McCarty Carino: We have seen some smaller apps pop up that are maybe a little friendlier to restaurants in terms of the fees that they charge. Do you think this kind of consolidation in the market makes it easier or harder for them?
Susskind: Right, so my view on this is pretty simple. I think there’s space for both, that these larger apps, they have buying power, and they’re really good to capture a large share of the market. But independent restaurants need this and companies will jump in to fill that need, [companies] that have a better fee structure, that’s more consistent with firms that have less capital. These large restaurant conglomerates, they have a lot of capital that they can invest and they can negotiate with Uber. An independent restaurant can’t. They just want an app that’s going to work for them, that’s not going to break their bank, and so there’s an opportunity for these smaller firms to come in and still compete. Unless Uber wants to create another platform that would appeal to these smaller restaurants, or these independent restaurants, and again, provide a service to them at a lower cost or a lower fee because these independent restaurants are often squeezed when you think about how these apps cut into their bottom line.
Related Links: More insight from Meghan McCarty Carino
For many drivers, the switch from Postmates to Uber hasn’t exactly been seamless.
You see what I did there? Seamless!
Buzzfeed has more on the problems former Postmates drivers are having in getting approved to drive for Uber. In some cases it’s because Uber’s background checks take longer and are more likely to flag traffic accidents or violations, sometimes erroneously. Some drivers complained that as the industry shrinks down to a few major players, the appeal of gig work — the flexibility to choose who you work for — is diminishing.
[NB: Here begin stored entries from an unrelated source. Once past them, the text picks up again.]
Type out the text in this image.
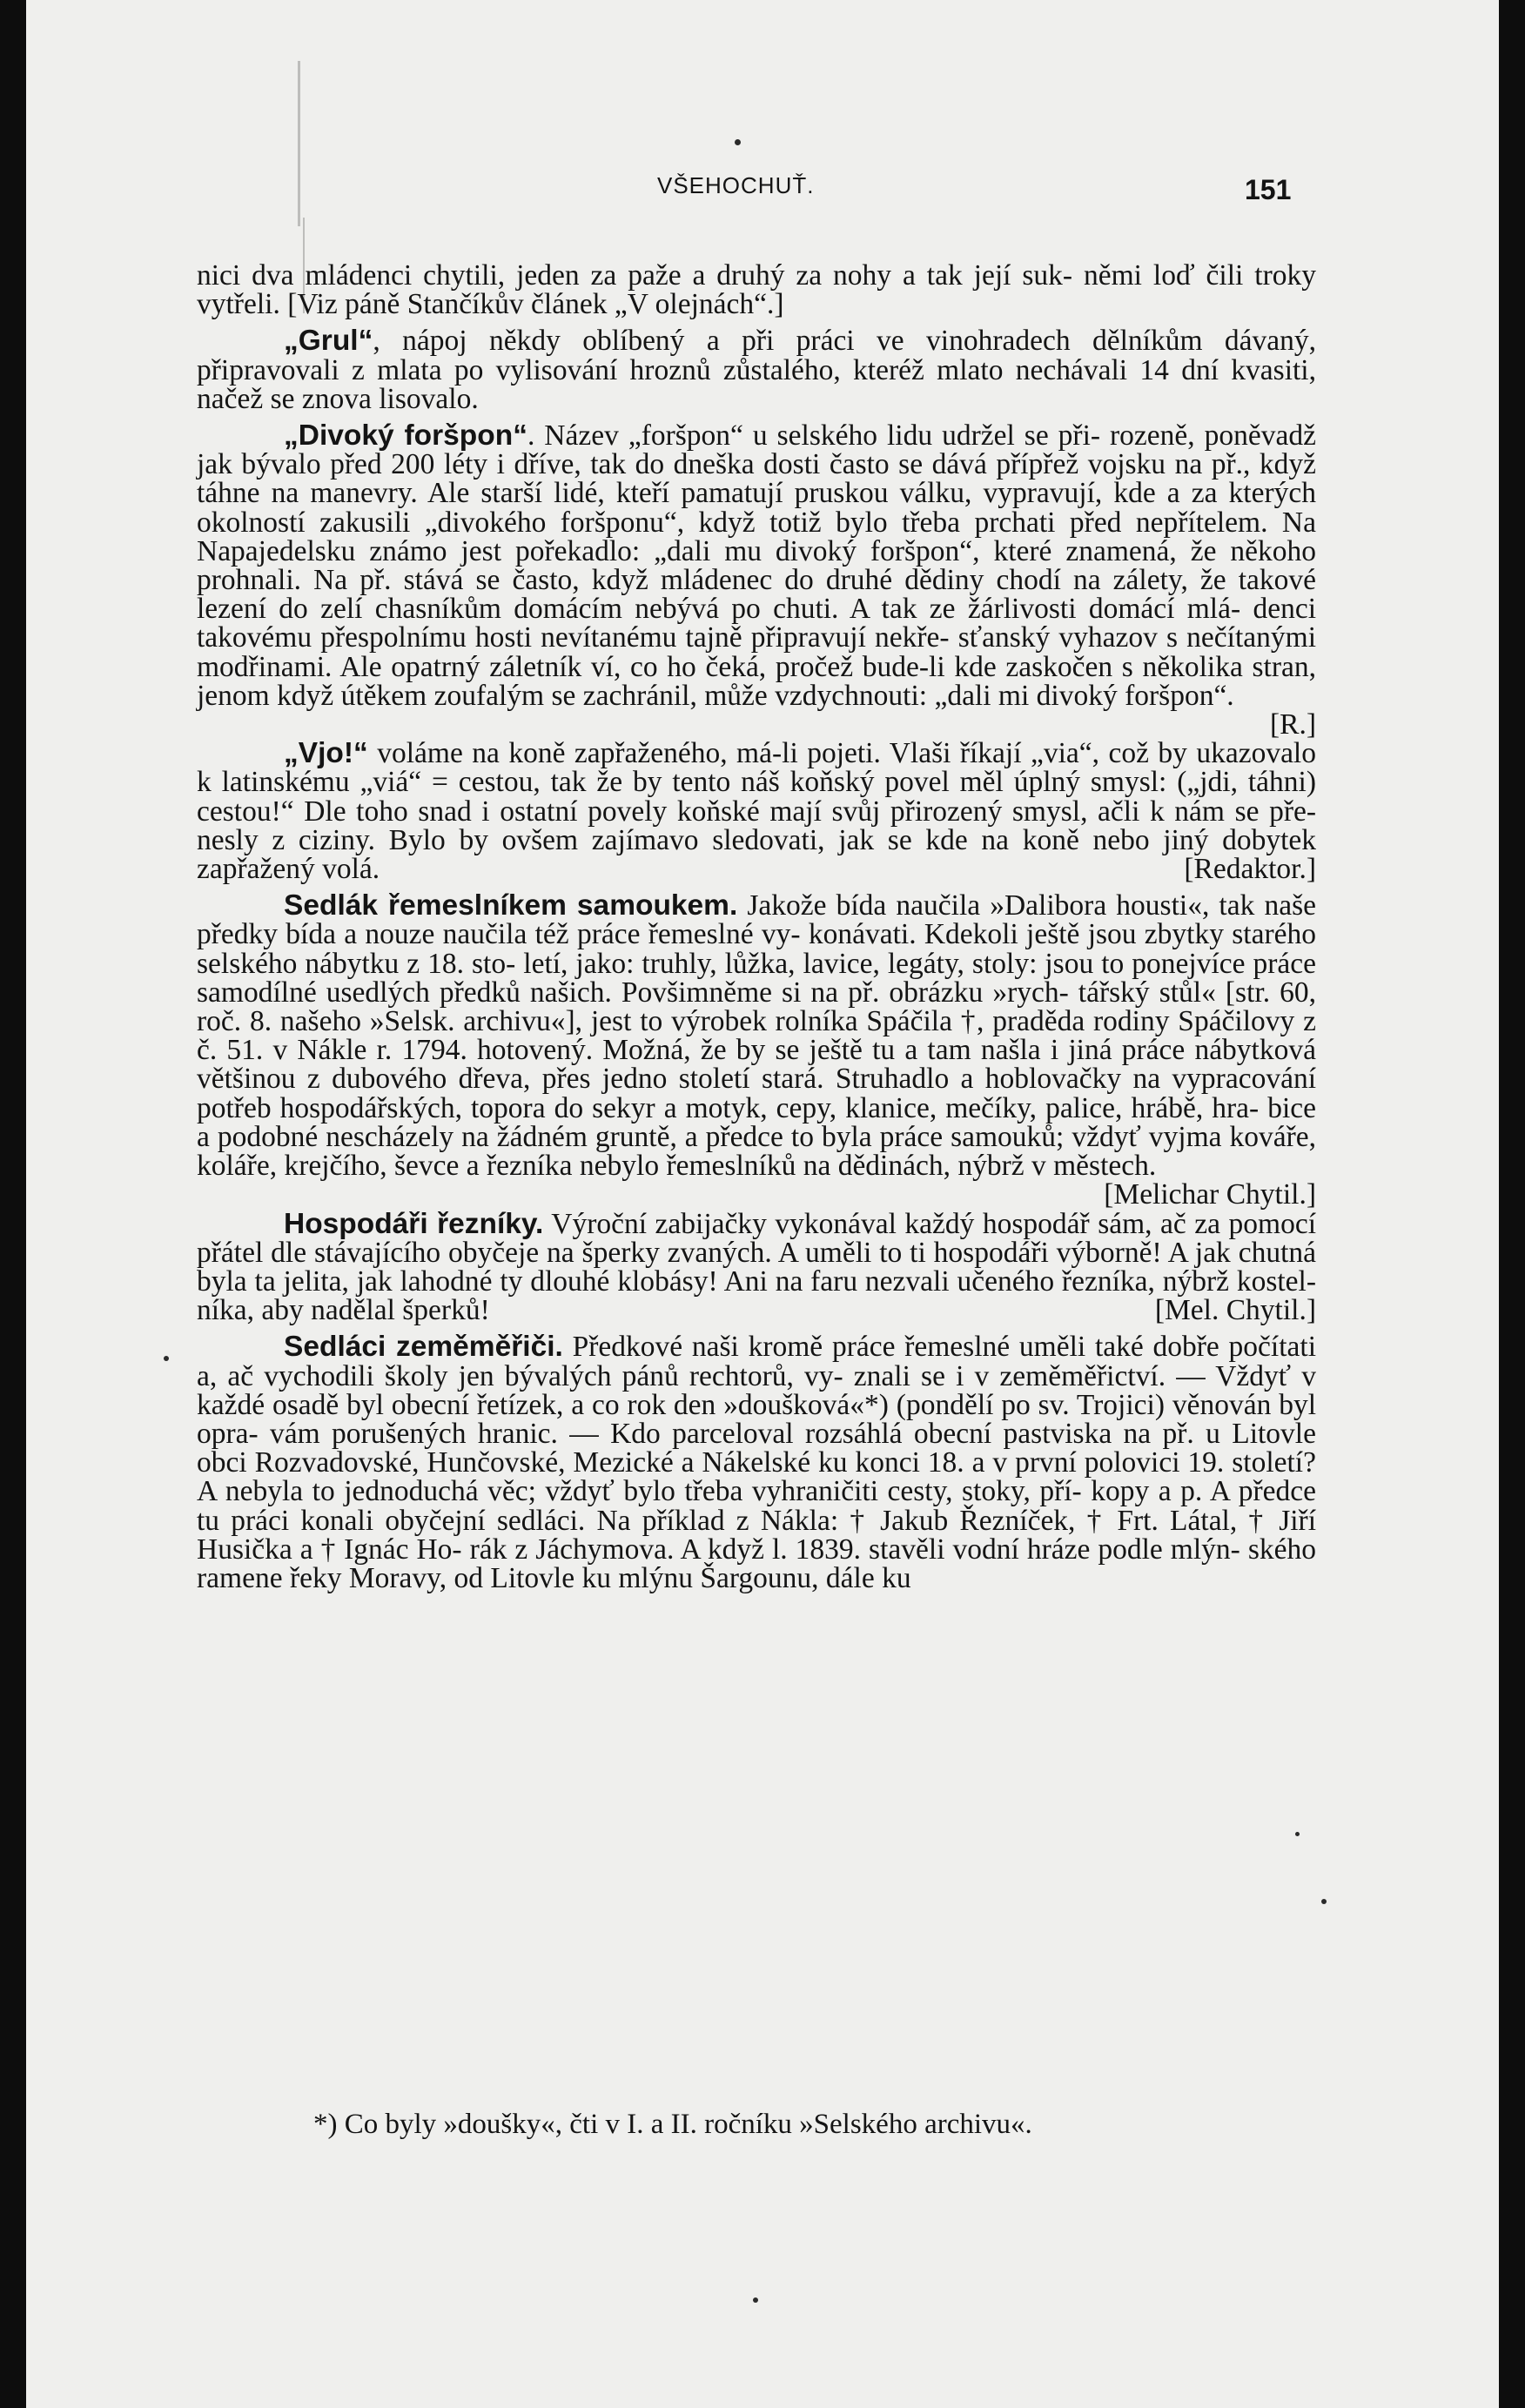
VŠEHOCHUŤ.	151

nici dva mládenci chytili, jeden za paže a druhý za nohy a tak její suk- němi loď čili troky vytřeli. [Viz páně Stančíkův článek „V olejnách“.]

„Grul“, nápoj někdy oblíbený a při práci ve vinohradech dělníkům dávaný, připravovali z mlata po vylisování hroznů zůstalého, kteréž mlato nechávali 14 dní kvasiti, načež se znova lisovalo.

„Divoký foršpon“. Název „foršpon“ u selského lidu udržel se při- rozeně, poněvadž jak bývalo před 200 léty i dříve, tak do dneška dosti často se dává přípřež vojsku na př., když táhne na manevry. Ale starší lidé, kteří pamatují pruskou válku, vypravují, kde a za kterých okolností zakusili „divokého foršponu“, když totiž bylo třeba prchati před nepřítelem. Na Napajedelsku známo jest pořekadlo: „dali mu divoký foršpon“, které znamená, že někoho prohnali. Na př. stává se často, když mládenec do druhé dědiny chodí na zálety, že takové lezení do zelí chasníkům domácím nebývá po chuti. A tak ze žárlivosti domácí mlá- denci takovému přespolnímu hosti nevítanému tajně připravují nekře- sťanský vyhazov s nečítanými modřinami. Ale opatrný záletník ví, co ho čeká, pročež bude-li kde zaskočen s několika stran, jenom když útěkem zoufalým se zachránil, může vzdychnouti: „dali mi divoký foršpon“.
[R.]

„Vjo!“ voláme na koně zapřaženého, má-li pojeti. Vlaši říkají „via“, což by ukazovalo k latinskému „viá“ = cestou, tak že by tento náš koňský povel měl úplný smysl: („jdi, táhni) cestou!“ Dle toho snad i ostatní povely koňské mají svůj přirozený smysl, ačli k nám se pře- nesly z ciziny. Bylo by ovšem zajímavo sledovati, jak se kde na koně nebo jiný dobytek zapřažený volá.	[Redaktor.]

Sedlák řemeslníkem samoukem. Jakože bída naučila »Dalibora housti«, tak naše předky bída a nouze naučila též práce řemeslné vy- konávati. Kdekoli ještě jsou zbytky starého selského nábytku z 18. sto- letí, jako: truhly, lůžka, lavice, legáty, stoly: jsou to ponejvíce práce samodílné usedlých předků našich. Povšimněme si na př. obrázku »rych- tářský stůl« [str. 60, roč. 8. našeho »Selsk. archivu«], jest to výrobek rolníka Spáčila †, praděda rodiny Spáčilovy z č. 51. v Nákle r. 1794. hotovený. Možná, že by se ještě tu a tam našla i jiná práce nábytková většinou z dubového dřeva, přes jedno století stará. Struhadlo a hoblovačky na vypracování potřeb hospodářských, topora do sekyr a motyk, cepy, klanice, mečíky, palice, hrábě, hra- bice a podobné nescházely na žádném gruntě, a předce to byla práce samouků; vždyť vyjma kováře, koláře, krejčího, ševce a řezníka nebylo řemeslníků na dědinách, nýbrž v městech.
[Melichar Chytil.]

Hospodáři řezníky. Výroční zabijačky vykonával každý hospodář sám, ač za pomocí přátel dle stávajícího obyčeje na šperky zvaných. A uměli to ti hospodáři výborně! A jak chutná byla ta jelita, jak lahodné ty dlouhé klobásy! Ani na faru nezvali učeného řezníka, nýbrž kostel- níka, aby nadělal šperků!	[Mel. Chytil.]

Sedláci zeměměřiči. Předkové naši kromě práce řemeslné uměli také dobře počítati a, ač vychodili školy jen bývalých pánů rechtorů, vy- znali se i v zeměměřictví. — Vždyť v každé osadě byl obecní řetízek, a co rok den »doušková«*) (pondělí po sv. Trojici) věnován byl opra- vám porušených hranic. — Kdo parceloval rozsáhlá obecní pastviska na př. u Litovle obci Rozvadovské, Hunčovské, Mezické a Nákelské ku konci 18. a v první polovici 19. století? A nebyla to jednoduchá věc; vždyť bylo třeba vyhraničiti cesty, stoky, pří- kopy a p. A předce tu práci konali obyčejní sedláci. Na příklad z Nákla: † Jakub Řezníček, † Frt. Látal, † Jiří Husička a † Ignác Ho- rák z Jáchymova. A když l. 1839. stavěli vodní hráze podle mlýn- ského ramene řeky Moravy, od Litovle ku mlýnu Šargounu, dále ku

*) Co byly »doušky«, čti v I. a II. ročníku »Selského archivu«.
We mentioned some smaller apps that have tried to differentiate themselves by being kinder and gentler to restaurants and drivers. One is a Seattle app called Runner, which was profiled by Eater last year. The app doesn’t charge any commission to restaurants and lets drivers set their own rates That does put more of the cost onto consumers, but the founder told Eater they can at least feel confident they’re financially supporting small restaurants and drivers rather than big third-party apps.
Of course, another way to get at some of these issues is by capping the amount the apps are allowed to charge restaurants, as several cities have done, including New York City. The Wall Street Journal points out that it’s a handful of big liberal-leaning cities leading the way, like New York, San Francisco and LA. But they happen to be the biggest, most important markets for food delivery, so they have an outsize effect on the business.